My collection of Lorenz Schwartz bindings includes important and relevant examples of his work from throughout his career. The primary goal of the collection is to appropriately place Schwartz within the history of American bookbinding: a master bookbinder whose idiosyncratic, hand-tooled bindings are among the finest ever produced in this country.
The Enemies of Books.
William Blades. London: Trubner & Co., 1880.
Bound by Lorenz Schwartz at The Zahn Bindery, circa 1907. Full black morocco with a matching design on both covers: a large silverfish (“bookworm”) inlaid in white morocco to center of cover, tooled in gilt. (Modeled after a fold-out plate in the book between pp. 62 & 63.) The borders imply the “trail” of a bookworm through the pages of a book, and also include supplementary tooling with flowers, olive branches, and dots in gilt.
The Compleat Angler.
Izaak Walton. Boston and New York: Houghton Mifflin Co., 1909.

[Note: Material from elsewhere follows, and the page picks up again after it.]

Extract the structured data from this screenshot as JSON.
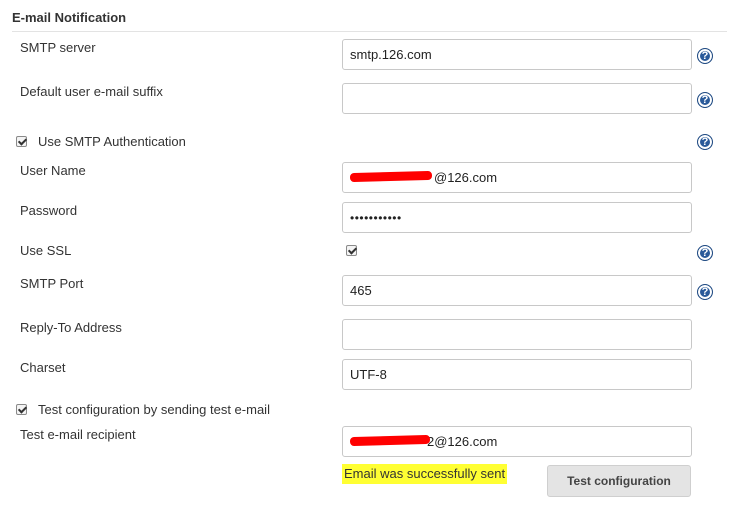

The Riverside Press edition, designed by Bruce Rogers. Bound by Lorenz Schwartz at The Zahn Bindery, circa 1909. Bound in full olive green morocco, ornately gilt-tooled on both covers with a water, fish and lily pad design that follows the outside hinge along the spine. Twin pairs of hand-tooled, scaled fish are enveloped within multiple gilt tooled wavy lines of water and interspersed lily pads, which culminate in a much smaller gilt-tooled fish.